17. The conjugate of claim 16, wherein the drug loading (p) of drug (D) and antibody (Ab) is an integer from 1 to about 10.

18. A mixture of conjugates according to claim 16 or claim 17, wherein the average drug loading per antibody in the mixture of antibody-drug conjugates is from about 1 to about 10.

19. A pharmaceutical composition comprising a conjugate or mixture according to any one of claims 13 to 18 and a pharmaceutically acceptable diluent, carrier, or excipient.

20. A conjugate or mixture according to any one of claims 13 to 18, or a pharmaceutical composition according to claim 19, for use in the treatment of a proliferative disease in a subject.

21. A conjugate, mixture or pharmaceutical composition according to claim 20, wherein the disease is cancer.

22. Use of a conjugate or mixture according to any one of claims 13 to 18, or a pharmaceutical composition according to claim 19, in a method of medical treatment.

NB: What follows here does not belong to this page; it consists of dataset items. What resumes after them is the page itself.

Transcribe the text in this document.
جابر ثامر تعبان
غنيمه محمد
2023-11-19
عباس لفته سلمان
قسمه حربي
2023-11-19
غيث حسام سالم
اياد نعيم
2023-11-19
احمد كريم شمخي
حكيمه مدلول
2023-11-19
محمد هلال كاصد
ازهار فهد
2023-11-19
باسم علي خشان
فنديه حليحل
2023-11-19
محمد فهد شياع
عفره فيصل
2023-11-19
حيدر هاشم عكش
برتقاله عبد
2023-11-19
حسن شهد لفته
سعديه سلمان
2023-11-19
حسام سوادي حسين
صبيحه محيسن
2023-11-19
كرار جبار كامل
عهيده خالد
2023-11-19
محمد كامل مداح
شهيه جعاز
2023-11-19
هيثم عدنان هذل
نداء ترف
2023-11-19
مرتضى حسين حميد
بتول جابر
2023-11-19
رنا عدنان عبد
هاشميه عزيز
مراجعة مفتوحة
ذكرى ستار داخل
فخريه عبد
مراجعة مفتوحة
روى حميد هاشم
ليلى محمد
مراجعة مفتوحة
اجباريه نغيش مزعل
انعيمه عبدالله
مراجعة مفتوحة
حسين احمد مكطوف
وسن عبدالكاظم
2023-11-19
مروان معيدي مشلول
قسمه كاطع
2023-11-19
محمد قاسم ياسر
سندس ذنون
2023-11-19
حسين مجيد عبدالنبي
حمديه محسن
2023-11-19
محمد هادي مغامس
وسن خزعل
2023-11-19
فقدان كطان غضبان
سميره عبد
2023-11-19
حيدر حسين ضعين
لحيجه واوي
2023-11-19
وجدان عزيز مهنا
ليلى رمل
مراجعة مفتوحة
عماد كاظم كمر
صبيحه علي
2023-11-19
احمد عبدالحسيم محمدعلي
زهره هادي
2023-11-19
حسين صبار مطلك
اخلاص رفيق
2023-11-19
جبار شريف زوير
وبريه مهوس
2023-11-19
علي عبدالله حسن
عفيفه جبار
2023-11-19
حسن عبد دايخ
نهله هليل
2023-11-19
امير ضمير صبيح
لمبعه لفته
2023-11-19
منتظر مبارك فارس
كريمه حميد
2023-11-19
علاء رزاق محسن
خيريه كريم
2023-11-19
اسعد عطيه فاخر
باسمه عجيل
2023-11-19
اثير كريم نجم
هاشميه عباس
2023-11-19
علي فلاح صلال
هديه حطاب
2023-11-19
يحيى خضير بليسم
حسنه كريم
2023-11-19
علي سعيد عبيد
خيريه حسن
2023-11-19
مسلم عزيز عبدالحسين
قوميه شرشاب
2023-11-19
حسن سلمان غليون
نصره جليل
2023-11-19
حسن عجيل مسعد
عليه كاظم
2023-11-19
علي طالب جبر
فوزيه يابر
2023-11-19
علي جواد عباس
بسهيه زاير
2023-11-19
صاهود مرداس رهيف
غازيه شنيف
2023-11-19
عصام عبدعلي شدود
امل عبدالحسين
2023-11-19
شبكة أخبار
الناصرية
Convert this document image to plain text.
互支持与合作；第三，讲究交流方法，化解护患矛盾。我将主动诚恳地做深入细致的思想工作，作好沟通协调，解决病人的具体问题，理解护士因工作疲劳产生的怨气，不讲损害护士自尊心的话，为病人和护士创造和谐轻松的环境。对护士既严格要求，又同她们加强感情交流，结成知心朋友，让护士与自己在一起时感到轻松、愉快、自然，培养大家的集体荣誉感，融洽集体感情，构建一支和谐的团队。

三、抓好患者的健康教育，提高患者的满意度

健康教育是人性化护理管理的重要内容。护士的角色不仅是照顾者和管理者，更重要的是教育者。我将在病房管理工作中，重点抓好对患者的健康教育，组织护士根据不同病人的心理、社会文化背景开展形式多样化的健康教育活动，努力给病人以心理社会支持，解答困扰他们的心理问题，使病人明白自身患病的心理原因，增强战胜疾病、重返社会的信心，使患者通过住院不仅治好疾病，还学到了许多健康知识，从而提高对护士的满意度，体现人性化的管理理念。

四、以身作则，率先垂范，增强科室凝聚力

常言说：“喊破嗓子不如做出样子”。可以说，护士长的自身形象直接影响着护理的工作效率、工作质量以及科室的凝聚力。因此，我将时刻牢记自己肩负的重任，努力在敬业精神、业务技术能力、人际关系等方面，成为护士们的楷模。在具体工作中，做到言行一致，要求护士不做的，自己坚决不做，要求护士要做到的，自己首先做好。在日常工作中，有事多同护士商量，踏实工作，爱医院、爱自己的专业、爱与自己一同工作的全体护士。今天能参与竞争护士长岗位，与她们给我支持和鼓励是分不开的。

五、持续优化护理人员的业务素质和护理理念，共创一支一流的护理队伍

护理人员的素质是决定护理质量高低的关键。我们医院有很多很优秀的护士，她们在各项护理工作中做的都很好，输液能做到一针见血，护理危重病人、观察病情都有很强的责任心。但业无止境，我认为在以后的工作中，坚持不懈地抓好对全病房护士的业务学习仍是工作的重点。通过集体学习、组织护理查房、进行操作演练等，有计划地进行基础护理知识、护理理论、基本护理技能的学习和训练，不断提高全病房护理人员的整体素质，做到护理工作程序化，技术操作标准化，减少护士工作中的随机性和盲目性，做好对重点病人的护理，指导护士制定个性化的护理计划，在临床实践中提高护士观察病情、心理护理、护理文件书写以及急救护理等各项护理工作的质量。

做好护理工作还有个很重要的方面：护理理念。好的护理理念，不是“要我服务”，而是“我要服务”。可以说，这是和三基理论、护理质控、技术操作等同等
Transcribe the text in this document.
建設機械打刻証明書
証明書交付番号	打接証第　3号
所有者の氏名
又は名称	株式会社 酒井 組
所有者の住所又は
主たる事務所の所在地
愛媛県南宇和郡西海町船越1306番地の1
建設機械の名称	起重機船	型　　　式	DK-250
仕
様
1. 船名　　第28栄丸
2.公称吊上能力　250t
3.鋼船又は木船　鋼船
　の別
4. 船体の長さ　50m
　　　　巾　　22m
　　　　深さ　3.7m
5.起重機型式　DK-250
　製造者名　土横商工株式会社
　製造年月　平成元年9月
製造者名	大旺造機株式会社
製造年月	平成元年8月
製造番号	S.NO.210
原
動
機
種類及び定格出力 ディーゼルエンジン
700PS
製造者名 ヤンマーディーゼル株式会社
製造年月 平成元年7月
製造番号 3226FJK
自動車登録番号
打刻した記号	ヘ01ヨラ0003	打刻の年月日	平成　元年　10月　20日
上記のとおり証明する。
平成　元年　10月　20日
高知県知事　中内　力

23. A method of medical treatment comprising administering to a patient a pharmaceutical composition according to claim 19.

24. The method according to claim 23, wherein the method of medical treatment is for the treatment of cancer.

25. A compound A:

26. a compound having the formula VI:

wherein Q is as defined in any one of claims 1 or 3.